ACM: POJ 3259 Wormholes - SPFA负环判定

 POJ 3259 Wormholes

Time Limit:2000MS     Memory Limit:65536KB     64bit IO Format:%lld & %llu

 

Description

While exploring his many farms, Farmer John has discovered a number of amazing wormholes. A wormhole is very peculiar because it is a one-way path that delivers you to its destination at a time that is BEFORE you entered the wormhole! Each of FJ's farms comprises N (1 ≤ N ≤ 500) fields conveniently numbered 1..N, M (1 ≤ M ≤ 2500) paths, and W (1 ≤ W ≤ 200) wormholes.

As FJ is an avid time-traveling fan, he wants to do the following: start at some field, travel through some paths and wormholes, and return to the starting field a time before his initial departure. Perhaps he will be able to meet himself :) .

To help FJ find out whether this is possible or not, he will supply you with complete maps to F (1 ≤ F ≤ 5) of his farms. No paths will take longer than 10,000 seconds to travel and no wormhole can bring FJ back in time by more than 10,000 seconds.

Input

Line 1: A single integer, F. F farm descriptions follow. 
Line 1 of each farm: Three space-separated integers respectively: N, M, and W 
Lines 2.. M+1 of each farm: Three space-separated numbers ( S, E, T) that describe, respectively: a bidirectional path between S and E that requires T seconds to traverse. Two fields might be connected by more than one path. 
Lines M+2.. M+ W+1 of each farm: Three space-separated numbers ( S, E, T) that describe, respectively: A one way path from S to E that also moves the traveler back T seconds.

Output

Lines 1.. F: For each farm, output "YES" if FJ can achieve his goal, otherwise output "NO" (do not include the quotes).

Sample Input

2
3 3 1
1 2 2
1 3 4
2 3 1
3 1 3
3 2 1
1 2 3
2 3 4
3 1 8

Sample Output

NO
YES

Hint

For farm 1, FJ cannot travel back in time. 
For farm 2, FJ could travel back in time by the cycle 1->2->3->1, arriving back at his starting location 1 second before he leaves. He could start from anywhere on the cycle to accomplish this.

 

/*/
这题是判断是否产生了负环。

由于边权出现了负数这个题目就不能用普通的最短路来算，用到Floyd 或者SPFA算法。

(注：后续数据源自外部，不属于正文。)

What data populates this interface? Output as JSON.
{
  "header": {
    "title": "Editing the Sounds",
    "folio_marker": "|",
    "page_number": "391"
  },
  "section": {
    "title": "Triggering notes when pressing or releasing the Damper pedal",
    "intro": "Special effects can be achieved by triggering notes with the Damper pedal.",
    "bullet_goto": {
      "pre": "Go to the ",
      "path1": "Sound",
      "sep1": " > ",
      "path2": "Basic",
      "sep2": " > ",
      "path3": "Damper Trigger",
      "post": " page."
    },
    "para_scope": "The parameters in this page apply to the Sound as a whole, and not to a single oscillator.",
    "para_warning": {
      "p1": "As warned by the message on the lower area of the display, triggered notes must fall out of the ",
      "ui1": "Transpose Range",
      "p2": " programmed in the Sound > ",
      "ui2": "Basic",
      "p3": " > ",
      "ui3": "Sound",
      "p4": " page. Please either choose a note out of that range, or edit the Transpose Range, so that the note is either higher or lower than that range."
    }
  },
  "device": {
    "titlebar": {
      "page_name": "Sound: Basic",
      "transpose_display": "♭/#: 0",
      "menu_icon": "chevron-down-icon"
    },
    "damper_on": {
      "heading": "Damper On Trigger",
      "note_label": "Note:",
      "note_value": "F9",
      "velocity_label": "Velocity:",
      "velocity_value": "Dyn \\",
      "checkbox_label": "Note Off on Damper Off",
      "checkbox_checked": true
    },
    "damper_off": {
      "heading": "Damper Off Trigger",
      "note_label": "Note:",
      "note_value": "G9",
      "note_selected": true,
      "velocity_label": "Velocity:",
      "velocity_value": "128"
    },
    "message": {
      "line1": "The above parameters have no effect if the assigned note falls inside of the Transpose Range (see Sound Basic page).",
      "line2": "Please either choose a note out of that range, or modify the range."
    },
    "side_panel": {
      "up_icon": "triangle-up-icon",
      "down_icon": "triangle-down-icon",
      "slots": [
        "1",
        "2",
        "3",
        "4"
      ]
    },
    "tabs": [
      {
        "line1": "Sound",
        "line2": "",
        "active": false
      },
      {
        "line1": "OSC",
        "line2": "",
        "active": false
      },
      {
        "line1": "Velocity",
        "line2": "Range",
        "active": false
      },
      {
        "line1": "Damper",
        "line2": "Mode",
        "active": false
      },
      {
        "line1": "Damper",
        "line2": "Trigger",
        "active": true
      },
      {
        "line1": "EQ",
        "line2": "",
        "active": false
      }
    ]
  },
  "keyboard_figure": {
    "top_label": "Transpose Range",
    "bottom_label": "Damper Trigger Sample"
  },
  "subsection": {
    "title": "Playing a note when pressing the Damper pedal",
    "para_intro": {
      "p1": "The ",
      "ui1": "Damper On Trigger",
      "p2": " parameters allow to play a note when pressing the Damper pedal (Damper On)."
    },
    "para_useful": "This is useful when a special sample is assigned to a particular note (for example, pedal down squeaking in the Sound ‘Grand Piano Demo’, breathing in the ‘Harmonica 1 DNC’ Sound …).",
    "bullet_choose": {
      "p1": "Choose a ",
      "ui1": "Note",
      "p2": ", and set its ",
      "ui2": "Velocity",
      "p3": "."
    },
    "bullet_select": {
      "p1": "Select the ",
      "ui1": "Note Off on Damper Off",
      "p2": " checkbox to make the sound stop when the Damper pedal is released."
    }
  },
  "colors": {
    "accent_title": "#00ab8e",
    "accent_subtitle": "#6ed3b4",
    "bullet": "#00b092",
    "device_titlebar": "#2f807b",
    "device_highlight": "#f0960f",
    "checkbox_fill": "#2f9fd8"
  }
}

由于题目意思要判断是否产生了负环，可以直接用SPFA算法来判断负环。

下面这个SPFA算法，d[n]为终点，如果起点u开始到达不了某个点，那么d等于INF 

如果到达的了，且路上会经过负环，所以到达那个点的时候，最短路会等于-INF

如果到达那个点的时候，是正常到达的，没有经过负环，而且可以到达，那么就是介于两者之间的一个正常的值。

AC代码：

/*/

 

#include"algorithm"
#include"iostream"
#include"cstring"
#include"cstdlib"
#include"cstdio"
#include"string"
#include"vector"
#include"queue"
#include"cmath"
using namespace std;
typedef long long LL ;
#define memset(x,y) memset(x,y,sizeof(x))
#define memcpy(x,y) memcpy(x,y,sizeof(x))
#define FK(x) cout<<"["<<x<<"]\n"
#define bigfor(x) for(int qq=1;qq<= T ;qq++)

const int spfa_v=10005;
const int spfa_edge=10005;

template <class T>
struct SPFA {

	struct Edge {
		int v,nxt;
		T w;
	} E[spfa_edge<<1];

	int Head[spfa_v],erear;

	T p[spfa_v],INF;

	typedef pair< T , int > PII;

	void edge_init() {
		memset(Head,-1);
		memset(E,0);
		memset(dis,0);
		erear=0;
	}

	void edge_add(int u,int v,T w) {
		E[erear].v=v;
		E[erear].w=w;
		E[erear].nxt=Head[u];
		Head[u]=erear++;
	}

	bool dis[spfa_edge];
	bool vis[spfa_edge];
	int flag[spfa_edge];

	void init() {
		memset(vis,0);
		memset(p,0x3f);
		memset(flag,0);
		memset(dis,0);
		INF=p[0];
	}

	void run(int u,int n) { //u为起点
		init();
		queue<int > Q;
		while(!Q.empty())Q.pop();
		p[u]=0;
		Q.push(u);
		while(!Q.empty()) {
			int a=Q.front();
			Q.pop();
			vis[a]=0,dis[a]=1;
			for(int i=Head[a]; ~i; i=E[i].nxt) {
				int v=E[i].v;
				T   w=E[i].w;
				int s = p[a] == -INF?-INF:w+p[a];  //如果已经是负环了，后面的也赋值-INF
				if(s<p[v]) {
					p[v]=s;
					if(!vis[v]) {  //判断是否已经走过这条边了。
						vis[v]=1;
						flag[v]++;
						if(flag[v]>n)p[v]=-INF; //如果超过n次则说明已经形成了负环，值赋为-INF
						Q.push(v);
					}
				}
			}
		}
	}
};
SPFA<int > sp;

int main() {
	int T;
	int n,m,k,u,v,w;
	while(~scanf("%d",&T)) {
		bigfor(T) {
			sp.edge_init();
			int sign=0;
			scanf("%d%d%d",&n,&m,&k);
			for(int i=0; i<m; i++) {
				scanf("%d%d%d",&u,&v,&w);
				sp.edge_add(u,v,w);
				sp.edge_add(v,u,w);
			}
			for(int i=0; i<k; i++) {
				scanf("%d%d%d",&u,&v,&w);
				sp.edge_add(u,v,-w);
			}
			for(int i=1; i<=n; i++) {
				if(sp.dis[i])continue; //如果这个点已经查过那就不需要再查。
				sp.run(i,n);
				if(sp.p[i]<0) {//产生了负环sp.p[i]的值才可能为负 而且是 -INF 
					sign=1;break;
				}
			}
			printf("%s\n",sign?"YES":"NO") ;
		}
	}
	return 0;
}